There’s a kind of weird perversion behind the love story at the center of Keith. That love conquers all hardly removes the acrid taste of an overwritten, contrivance-ridden plot that requires a monumental viewer suspension of disbelief.
Natalie (Harnois) has it all: A tennis scholarship to Duke and the affections of the most popular guy on campus. But into her life bursts the titular character (McCartney), all smug and polished one-liners, as if he underwent the Ludovico technique using Judd Nelson movies. He insinuates himself into her life, finding ways to pull her out of her comfort zone and live life without structure, only to yank the rug out when she gets comfortable. Natalie becomes obsessive, and soon realizes that Keith is not what he seems—the alternately glib and brooding guy is hiding a tragic secret, and has decided to take Natalie along for the ride.
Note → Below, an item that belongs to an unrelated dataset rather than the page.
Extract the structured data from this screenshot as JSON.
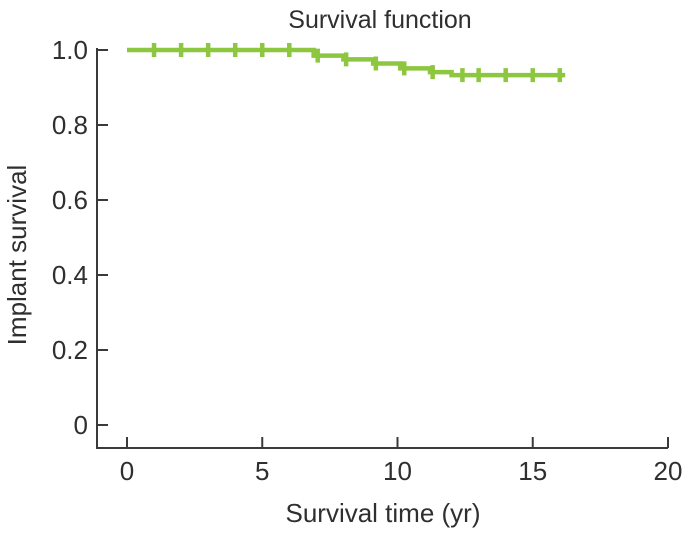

If this sounds like torture, it is, both for Natalie and the viewing public. And it’s hard to take either of these characters too seriously, as the school they attend is the kind where everything exists except logic—where a student’s test grade is seemingly known by the entire school, but where another student’s home address remains a mystery to all concerned; where a teacher knowingly allows a student to choose another as a lab partner, even though assignments are supposed to be random; where a student can go missing for two weeks with no one looking into his well-being. In short, it’s the school of tear-jerking manipulation, where a plot device that should be obvious to our heroine goes unknown until the end, only to be revealed with an “I thought you knew.”
Please. That McCartney and Harnois are an appealing enough couple when not in the trappings of the After School Special-like script is beside the point. This movie earns none of its tears, and feels as pre-wrapped as a Fresh & Easy entree. (A portion of the proceeds from ticket sales to Keith goes to the Lili Claire Foundation.)